Du nennst Deine Freundin z. B. eine Betrügerin, vielleicht hat sie Dir tatsächlich bewußt etwas vorgemacht (was ich aber nicht einmal glaube, das Unbewußte spielt bei allem die Hauptrolle), vielleicht war es aber auch so, daß sie selber tatsächlich meinte, Dich zu lieben, vielleicht hat sie Dich auch geliebt - und dann ist ihr eben ihre Freiheit und Unabhängig (wieder) wichtiger geworden. Man kann diese Dinge nicht steuern, daher kann man, realistisch gesehen, auch niemandem irgendeine böse Absicht unterstellen (außer es ginge eben um bewußte Entscheidungen, also daß sich jemand etwa genau überlegt, einen anderen hinters Licht zu führen).
Für Dich selber macht das aber auch keinen wirklich großen Unterschied. Sondern Du hast die Erfahrung gemacht, daß Dich Deine Freundin verlassen hat (warum letztlich auch immer), Du hast die Erfahrung gemacht, daß das sehr weh tut, und Du wirst in der Folge die Erfahrung machen, daß man auch diesen Schmerz überlebt. Und das ist eine sehr wichtige Erfahrung! Denn macht man diese nicht, dann klammert man oft viel zu sehr, hält an einer Beziehung fest, die längst keine mehr ist, läßt sich alles gefallen, läßt sich nach Belieben manipulieren. Doch wenn man weiß - nicht etwa weil man es von anderen erfahren hat oder weil man es irgendwo gelesen hat, sondern weil man es selber erfahren hat -, daß einen eine Trennung nicht umbringt, dann reift man daran und wird erst oft dadurch überhaupt reif für eine stabile und glückliche Beziehung.
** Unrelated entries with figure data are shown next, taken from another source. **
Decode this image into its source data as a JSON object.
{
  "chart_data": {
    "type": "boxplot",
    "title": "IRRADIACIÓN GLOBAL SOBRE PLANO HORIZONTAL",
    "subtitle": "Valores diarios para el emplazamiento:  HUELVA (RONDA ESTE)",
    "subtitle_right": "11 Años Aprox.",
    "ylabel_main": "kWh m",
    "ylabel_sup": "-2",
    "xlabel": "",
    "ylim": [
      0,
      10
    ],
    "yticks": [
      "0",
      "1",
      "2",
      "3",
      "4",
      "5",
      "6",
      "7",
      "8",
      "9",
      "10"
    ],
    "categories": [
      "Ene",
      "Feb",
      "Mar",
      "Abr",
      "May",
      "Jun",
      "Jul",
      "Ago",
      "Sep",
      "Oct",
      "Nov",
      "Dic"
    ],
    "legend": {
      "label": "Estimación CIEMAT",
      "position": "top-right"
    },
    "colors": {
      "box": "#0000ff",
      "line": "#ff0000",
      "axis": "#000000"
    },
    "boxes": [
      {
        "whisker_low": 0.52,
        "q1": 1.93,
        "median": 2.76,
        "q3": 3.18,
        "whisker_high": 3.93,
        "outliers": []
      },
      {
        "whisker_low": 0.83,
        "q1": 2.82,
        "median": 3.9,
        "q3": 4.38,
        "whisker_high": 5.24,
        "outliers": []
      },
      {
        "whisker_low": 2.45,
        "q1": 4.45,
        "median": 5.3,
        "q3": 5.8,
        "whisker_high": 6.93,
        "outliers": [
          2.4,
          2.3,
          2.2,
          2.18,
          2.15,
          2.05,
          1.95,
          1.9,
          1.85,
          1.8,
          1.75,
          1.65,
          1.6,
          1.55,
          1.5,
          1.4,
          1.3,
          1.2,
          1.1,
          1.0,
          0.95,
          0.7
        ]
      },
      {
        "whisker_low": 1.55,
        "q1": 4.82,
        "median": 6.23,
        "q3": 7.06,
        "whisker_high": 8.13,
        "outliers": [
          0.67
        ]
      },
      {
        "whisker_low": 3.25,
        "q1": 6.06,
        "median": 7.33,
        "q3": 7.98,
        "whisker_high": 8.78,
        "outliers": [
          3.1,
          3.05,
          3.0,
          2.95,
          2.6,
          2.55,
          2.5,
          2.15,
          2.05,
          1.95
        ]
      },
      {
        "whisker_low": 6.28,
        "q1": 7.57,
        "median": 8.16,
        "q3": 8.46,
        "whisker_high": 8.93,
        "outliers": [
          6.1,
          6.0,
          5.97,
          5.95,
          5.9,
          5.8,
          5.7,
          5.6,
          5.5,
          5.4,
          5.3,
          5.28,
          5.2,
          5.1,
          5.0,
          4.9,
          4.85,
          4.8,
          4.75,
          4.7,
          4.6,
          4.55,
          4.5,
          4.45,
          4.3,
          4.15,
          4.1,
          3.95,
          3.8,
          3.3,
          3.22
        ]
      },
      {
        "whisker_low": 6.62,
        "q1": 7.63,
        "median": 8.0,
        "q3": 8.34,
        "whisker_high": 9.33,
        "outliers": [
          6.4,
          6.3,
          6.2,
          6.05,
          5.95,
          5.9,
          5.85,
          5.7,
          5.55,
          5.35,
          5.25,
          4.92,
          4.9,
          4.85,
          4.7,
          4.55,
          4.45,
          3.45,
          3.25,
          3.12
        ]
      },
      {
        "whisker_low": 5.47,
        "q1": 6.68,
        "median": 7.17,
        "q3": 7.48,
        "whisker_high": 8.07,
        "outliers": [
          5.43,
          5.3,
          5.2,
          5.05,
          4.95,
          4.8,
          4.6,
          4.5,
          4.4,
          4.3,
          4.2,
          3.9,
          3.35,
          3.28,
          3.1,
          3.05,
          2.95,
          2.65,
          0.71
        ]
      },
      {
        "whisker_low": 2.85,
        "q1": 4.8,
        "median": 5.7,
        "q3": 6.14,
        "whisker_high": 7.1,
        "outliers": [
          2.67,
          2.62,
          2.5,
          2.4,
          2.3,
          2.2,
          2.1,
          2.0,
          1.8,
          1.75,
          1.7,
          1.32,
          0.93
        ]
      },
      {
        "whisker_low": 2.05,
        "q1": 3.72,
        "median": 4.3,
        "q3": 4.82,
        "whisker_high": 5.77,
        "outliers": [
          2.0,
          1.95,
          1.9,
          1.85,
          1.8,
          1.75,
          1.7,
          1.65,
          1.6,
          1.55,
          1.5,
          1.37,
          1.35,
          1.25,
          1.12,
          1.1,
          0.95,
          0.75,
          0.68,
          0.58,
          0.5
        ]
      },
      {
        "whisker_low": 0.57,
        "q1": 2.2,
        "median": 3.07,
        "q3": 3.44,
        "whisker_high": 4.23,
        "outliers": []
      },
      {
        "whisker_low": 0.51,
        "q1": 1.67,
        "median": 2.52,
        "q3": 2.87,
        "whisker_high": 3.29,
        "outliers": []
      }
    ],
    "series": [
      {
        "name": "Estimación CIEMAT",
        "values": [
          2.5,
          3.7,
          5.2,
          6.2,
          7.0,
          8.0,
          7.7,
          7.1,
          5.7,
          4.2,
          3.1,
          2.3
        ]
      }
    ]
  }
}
Es ist ein grundlegender Fehler, nach einer Schuld zu suchen (sei es beim anderen, sei es bei sich selber). Es wäre so, als würde man sich fragen: wer ist schuld, daß das Salz sauer ist? Das Salz selber? Oder die entsprechenden Rezeptoren auf der Zunge? Oder irgendeine neuronale Konstruktion im Gehirn, die uns aufgrund der Reize die Wahrnehmung sauer vermittelt? Oder irgendein Schöpfergott, oder das Schicksal? Nein, niemand ist schuld, es ist, wie es ist. (Und wenn ich schon das Salz als Beispiel genommen habe - was wäre das Essen ohne Salz?)
Es bringt nichts, sich solche Dinge zu fragen. Konnte Deine Freundin anders handeln? Nein! Konntest Du anders handeln (letztlich hast ja auch Du Dich auf die Beziehung eingelassen)? Nein, auch Du konntest nicht anders handeln.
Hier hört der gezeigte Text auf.